While SOPA and PIPA’s opponents recognize the legislation’s intentions, they spoke out against what it would actually accomplish.
The bill would prevent Internet sites from linking to sites “dedicated to the theft of U.S. property,” but the problem is that not only would the pirated portion of the website be prohibited, the entire site would be impacted.
Opponents have said it would create an “Internet blacklist.”
Google and Wikipedia went dark for twenty-four hours in protest.
Wikipedia’s homepage read,
Imagine a world without free knowledge. For over a decade, we have spent millions of hours building the largest encyclopedia in human history. Right now, the U.S. is considering legislation that could finally damage the free and open Internet.”
SOPA-related Twitter posts surfaced at a rate of a quarter-million every hour.
The only thing Wikipedia allowed its browsers to search was the name of their elected representatives.
Over eight million visitors used the site’s zip code tool to look up their elected representatives.

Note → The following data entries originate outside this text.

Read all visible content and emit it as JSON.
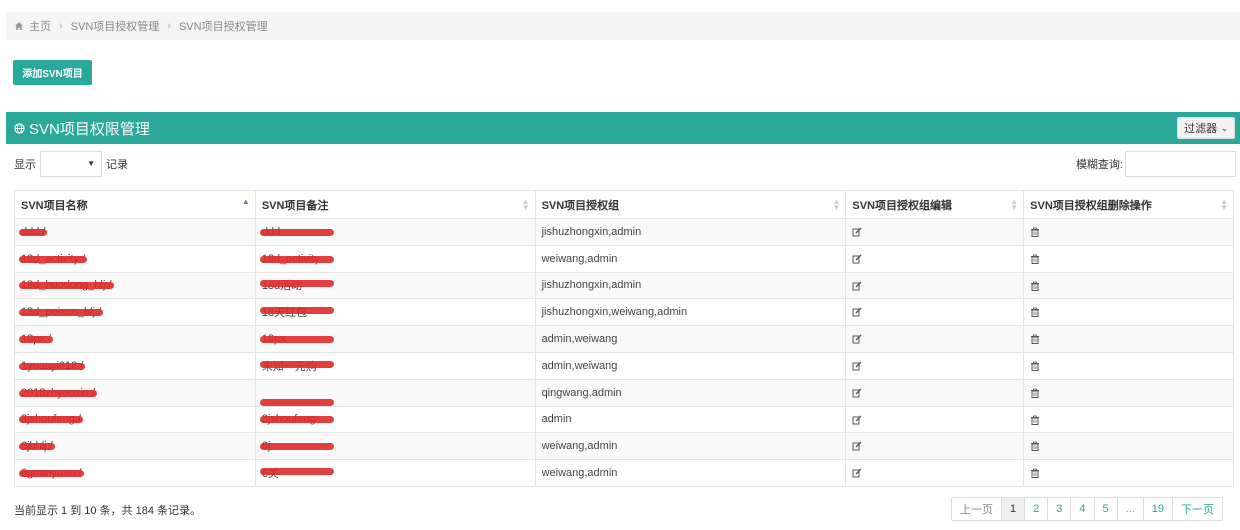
{
  "breadcrumb": {
    "home": "主页",
    "level1": "SVN项目授权管理",
    "level2": "SVN项目授权管理"
  },
  "toolbar": {
    "add_label": "添加SVN项目"
  },
  "panel": {
    "title": "SVN项目权限管理",
    "filter_label": "过滤器"
  },
  "length": {
    "prefix": "显示",
    "suffix": "记录"
  },
  "search": {
    "label": "模糊查询:"
  },
  "table": {
    "headers": [
      "SVN项目名称",
      "SVN项目备注",
      "SVN项目授权组",
      "SVN项目授权组编辑",
      "SVN项目授权组删除操作"
    ],
    "rows": [
      {
        "name": "ddd:/",
        "note": "ddd",
        "groups": "jishuzhongxin,admin"
      },
      {
        "name": "18d_activity:/",
        "note": "18d_activity",
        "groups": "weiwang,admin"
      },
      {
        "name": "18d_huodong_hlj:/",
        "note": "18d活动",
        "groups": "jishuzhongxin,admin"
      },
      {
        "name": "18d_peixun_hlj:/",
        "note": "18天红包",
        "groups": "jishuzhongxin,weiwang,admin"
      },
      {
        "name": "18px:/",
        "note": "18px",
        "groups": "admin,weiwang"
      },
      {
        "name": "1yuanyi618:/",
        "note": "未知一元购",
        "groups": "admin,weiwang"
      },
      {
        "name": "2018zhyouxin:/",
        "note": "",
        "groups": "qingwang,admin"
      },
      {
        "name": "3jshoufeng:/",
        "note": "3jshoufeng",
        "groups": "admin"
      },
      {
        "name": "6jbhlj:/",
        "note": "6j",
        "groups": "weiwang,admin"
      },
      {
        "name": "6guanyuan:/",
        "note": "6关",
        "groups": "weiwang,admin"
      }
    ],
    "edit_icon": "edit-icon",
    "delete_icon": "trash-icon"
  },
  "info": {
    "text": "当前显示 1 到 10 条，共 184 条记录。"
  },
  "pager": {
    "prev": "上一页",
    "pages": [
      "1",
      "2",
      "3",
      "4",
      "5",
      "...",
      "19"
    ],
    "next": "下一页"
  },
  "colors": {
    "accent": "#2aa89a",
    "redaction": "#e02a2a"
  }
}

After the blackout was over, Wikipedia issued a thank you, stating “More than 162 million people saw our message asking if you could imagine a world without free knowledge. You said no. You shut down Congress’ switchboards. You melted their servers. From all around the world your messages dominated social media and the news. Millions of people have spoken in defense of a free and open Internet.”
SOPA and PIPA were forced to back into a Congressional shadow.
Last year, Twitter needed to make upgrades to its site; however, they received a request from the State Departmentasking them to postpone making changes while people in Iran were using it to further a movement of protest.
When one voice echoes through the rest of the world, there is limit to the difference one individual can affect.
I am writing this article in a coffee shop; I am sitting next to a homeless man who is changing his status on Facebook. He is on an iPad disguised as a cardboard box.
No one can avoid the power social media has given to those who were once powerless.
Wired protest has the capacity to give all people a voice—even to voices some may deem as being worthless.
As members of our wired universe, we have the responsibility to recognize the value of every voice and to speak when something is wrong. In the words of Molly Katchpole, “I think there’s a lot of stuff that has yet to be conquered, and I’m excited to help conquer it!”